Peter Bone called for the Electoral Commission to be abolished. The commission attempts to ensure the fairness of our votes, with insufficient powers of investigation and sanction.
Johnson again refused to seek an extension of the Brexit negotiations. Remember that the disaster for the economy of the Tory hard Brexit is coming.
As a lawyer, I love Mr Starmer’s approach, and find Ian Blackford’s blustering by comparison. I can’t remember what Mr Johnson said that “surprised” Mr Starmer, but this particular piece of lawyers’ jargon needs explained. “I am surprised” means Dude! WTAF!!!!!!!
Mr Starmer was polite, and that is his way. Before, he was polite to trans-excluders, and trans people worried that he sympathised. Looking at what he said, he was not sympathising at all. In the same way with Mr Johnson he is raising the questions which must be answered eventually, and rather than shouting or repeating that the PM has not answered, he moved on. It will produce a clip or two for the news bulletins, showing Mr Starmer calm and measured, and I hope bringing out that Johnson did not answer about 10,000 unexplained deaths. I hope journalists and the public will continue to raise those questions, and I am doing so here now.

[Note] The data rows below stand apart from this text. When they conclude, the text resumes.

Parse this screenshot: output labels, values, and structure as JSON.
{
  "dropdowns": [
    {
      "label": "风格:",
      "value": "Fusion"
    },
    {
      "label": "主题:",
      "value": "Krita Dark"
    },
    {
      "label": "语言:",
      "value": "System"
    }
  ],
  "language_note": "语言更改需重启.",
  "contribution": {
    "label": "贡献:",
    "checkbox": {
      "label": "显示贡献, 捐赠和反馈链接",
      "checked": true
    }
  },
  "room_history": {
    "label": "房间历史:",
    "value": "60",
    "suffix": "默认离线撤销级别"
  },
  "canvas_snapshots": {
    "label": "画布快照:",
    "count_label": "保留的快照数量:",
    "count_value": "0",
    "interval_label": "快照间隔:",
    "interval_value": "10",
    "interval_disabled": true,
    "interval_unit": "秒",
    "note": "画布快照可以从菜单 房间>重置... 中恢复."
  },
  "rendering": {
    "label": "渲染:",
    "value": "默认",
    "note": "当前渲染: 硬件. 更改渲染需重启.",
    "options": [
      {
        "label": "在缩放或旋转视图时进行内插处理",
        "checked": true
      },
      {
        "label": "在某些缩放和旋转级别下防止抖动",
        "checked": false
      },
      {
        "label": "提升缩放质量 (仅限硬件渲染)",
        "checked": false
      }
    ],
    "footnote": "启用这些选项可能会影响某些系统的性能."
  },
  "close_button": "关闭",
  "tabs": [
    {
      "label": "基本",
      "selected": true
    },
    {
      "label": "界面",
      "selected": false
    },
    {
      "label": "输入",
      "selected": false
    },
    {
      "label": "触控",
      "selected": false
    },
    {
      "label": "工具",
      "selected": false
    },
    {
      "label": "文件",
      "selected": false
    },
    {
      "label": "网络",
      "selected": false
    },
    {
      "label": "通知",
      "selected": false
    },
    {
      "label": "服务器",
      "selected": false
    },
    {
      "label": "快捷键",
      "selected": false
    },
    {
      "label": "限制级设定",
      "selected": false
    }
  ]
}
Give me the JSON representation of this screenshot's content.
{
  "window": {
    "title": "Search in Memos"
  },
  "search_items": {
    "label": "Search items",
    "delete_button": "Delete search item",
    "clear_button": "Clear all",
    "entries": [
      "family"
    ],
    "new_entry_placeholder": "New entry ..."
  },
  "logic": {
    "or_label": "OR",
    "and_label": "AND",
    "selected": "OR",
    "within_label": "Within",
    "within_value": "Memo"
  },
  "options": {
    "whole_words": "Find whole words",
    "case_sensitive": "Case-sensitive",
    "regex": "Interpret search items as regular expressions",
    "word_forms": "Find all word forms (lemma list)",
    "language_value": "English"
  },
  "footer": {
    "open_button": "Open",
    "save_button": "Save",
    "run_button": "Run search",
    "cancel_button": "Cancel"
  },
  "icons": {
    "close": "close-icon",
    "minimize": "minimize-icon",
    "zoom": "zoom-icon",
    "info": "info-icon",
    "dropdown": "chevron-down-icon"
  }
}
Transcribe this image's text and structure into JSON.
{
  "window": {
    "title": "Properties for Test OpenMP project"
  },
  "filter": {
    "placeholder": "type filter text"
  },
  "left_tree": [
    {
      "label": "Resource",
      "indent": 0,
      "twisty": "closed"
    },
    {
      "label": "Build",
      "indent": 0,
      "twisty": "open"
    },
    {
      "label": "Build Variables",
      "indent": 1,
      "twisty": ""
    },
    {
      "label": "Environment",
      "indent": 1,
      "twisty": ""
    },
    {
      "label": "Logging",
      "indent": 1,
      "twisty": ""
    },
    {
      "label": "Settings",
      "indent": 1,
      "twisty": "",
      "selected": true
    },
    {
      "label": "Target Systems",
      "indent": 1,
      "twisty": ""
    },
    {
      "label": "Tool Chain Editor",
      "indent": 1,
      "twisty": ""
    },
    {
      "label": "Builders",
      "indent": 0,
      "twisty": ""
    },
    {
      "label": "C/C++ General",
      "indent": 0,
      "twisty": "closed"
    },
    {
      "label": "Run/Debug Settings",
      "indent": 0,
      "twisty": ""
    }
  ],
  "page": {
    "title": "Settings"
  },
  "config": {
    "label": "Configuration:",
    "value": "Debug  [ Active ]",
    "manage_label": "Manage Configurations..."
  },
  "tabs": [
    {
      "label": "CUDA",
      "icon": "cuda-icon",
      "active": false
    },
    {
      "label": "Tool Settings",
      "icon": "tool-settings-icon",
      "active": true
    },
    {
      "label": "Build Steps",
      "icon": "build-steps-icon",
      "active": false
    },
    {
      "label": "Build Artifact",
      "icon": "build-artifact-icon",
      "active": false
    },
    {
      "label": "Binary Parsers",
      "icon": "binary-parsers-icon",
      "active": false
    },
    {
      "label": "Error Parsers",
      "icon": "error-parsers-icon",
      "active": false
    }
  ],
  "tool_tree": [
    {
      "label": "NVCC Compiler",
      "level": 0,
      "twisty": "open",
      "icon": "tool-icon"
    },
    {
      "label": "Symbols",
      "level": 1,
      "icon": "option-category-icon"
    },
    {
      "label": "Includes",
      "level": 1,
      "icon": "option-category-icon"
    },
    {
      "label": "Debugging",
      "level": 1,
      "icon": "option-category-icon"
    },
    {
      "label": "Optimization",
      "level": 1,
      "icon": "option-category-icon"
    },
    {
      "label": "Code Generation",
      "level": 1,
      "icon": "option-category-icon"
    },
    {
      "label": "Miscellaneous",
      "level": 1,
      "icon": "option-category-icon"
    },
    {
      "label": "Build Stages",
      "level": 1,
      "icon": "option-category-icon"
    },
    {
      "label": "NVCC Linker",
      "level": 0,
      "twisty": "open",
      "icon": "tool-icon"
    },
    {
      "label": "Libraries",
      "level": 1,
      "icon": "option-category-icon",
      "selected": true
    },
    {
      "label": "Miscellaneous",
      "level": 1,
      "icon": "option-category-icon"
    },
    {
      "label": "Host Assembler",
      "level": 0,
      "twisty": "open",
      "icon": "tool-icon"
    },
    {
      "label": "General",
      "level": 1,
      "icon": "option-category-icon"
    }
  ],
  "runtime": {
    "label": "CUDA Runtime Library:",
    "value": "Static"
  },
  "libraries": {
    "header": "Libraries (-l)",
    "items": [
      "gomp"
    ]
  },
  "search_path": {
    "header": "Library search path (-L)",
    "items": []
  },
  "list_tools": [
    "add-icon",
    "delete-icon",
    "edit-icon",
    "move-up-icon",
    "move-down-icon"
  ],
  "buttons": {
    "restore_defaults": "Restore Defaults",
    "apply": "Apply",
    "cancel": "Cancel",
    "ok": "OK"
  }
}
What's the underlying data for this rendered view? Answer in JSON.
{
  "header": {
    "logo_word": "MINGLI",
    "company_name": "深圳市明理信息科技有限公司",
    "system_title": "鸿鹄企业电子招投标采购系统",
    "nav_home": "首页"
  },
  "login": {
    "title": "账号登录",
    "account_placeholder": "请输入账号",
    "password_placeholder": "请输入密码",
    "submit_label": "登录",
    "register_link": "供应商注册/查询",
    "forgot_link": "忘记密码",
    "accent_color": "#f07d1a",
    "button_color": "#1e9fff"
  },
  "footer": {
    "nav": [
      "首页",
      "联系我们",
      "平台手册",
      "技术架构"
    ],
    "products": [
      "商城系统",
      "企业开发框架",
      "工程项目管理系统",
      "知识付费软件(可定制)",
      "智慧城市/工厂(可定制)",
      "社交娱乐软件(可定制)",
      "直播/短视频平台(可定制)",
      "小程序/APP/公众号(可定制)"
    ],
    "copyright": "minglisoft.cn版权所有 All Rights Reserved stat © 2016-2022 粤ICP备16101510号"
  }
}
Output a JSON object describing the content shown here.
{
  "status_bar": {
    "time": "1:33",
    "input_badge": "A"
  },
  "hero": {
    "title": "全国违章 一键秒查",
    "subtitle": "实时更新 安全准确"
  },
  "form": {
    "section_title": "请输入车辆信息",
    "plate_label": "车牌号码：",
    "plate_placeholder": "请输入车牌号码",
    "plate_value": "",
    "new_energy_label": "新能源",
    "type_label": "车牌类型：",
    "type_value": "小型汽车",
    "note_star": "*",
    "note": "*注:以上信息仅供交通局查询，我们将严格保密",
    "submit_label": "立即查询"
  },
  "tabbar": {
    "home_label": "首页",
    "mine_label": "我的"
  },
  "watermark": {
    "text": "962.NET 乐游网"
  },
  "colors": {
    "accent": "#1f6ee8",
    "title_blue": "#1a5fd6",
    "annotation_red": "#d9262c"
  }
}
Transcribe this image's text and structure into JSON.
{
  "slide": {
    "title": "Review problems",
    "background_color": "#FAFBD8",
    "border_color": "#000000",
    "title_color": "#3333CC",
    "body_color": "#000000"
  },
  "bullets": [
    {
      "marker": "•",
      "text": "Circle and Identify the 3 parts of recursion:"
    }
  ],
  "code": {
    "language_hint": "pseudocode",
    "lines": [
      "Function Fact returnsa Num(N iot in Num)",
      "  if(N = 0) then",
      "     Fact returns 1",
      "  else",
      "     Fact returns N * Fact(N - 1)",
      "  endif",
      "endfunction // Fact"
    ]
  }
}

Right now, it’s lovely to see PMQ as a sort of headmaster’s office, where naughty Boris Bunter goes up before the beak and shouts Yarrooo a lot as he gets his deserved thrashing. The problem is that the Remove, indeed the whole rest of School outside that office, is firmly under Bunter’s control, and Bunter is selling it all off to buy cream cakes for him and his chums.
Once again.
10,000 unexplained additional deaths in care homes in April.
The deaths are coming down, though far too slowly for my liking. And between 7 March and 8 May there have been 49,833 deaths above the weekly national average in England and Wales, which declined from 11,498 to 9,576 as the weather warmed. At worst, that was a doubling of the weekly death rate. 33,365 deaths from Covid were registered in that period, though on 1 May the official Covid death rate was 27,510, being UK deaths in hospitals after a positive test. That figure is 33,186 at 13 May.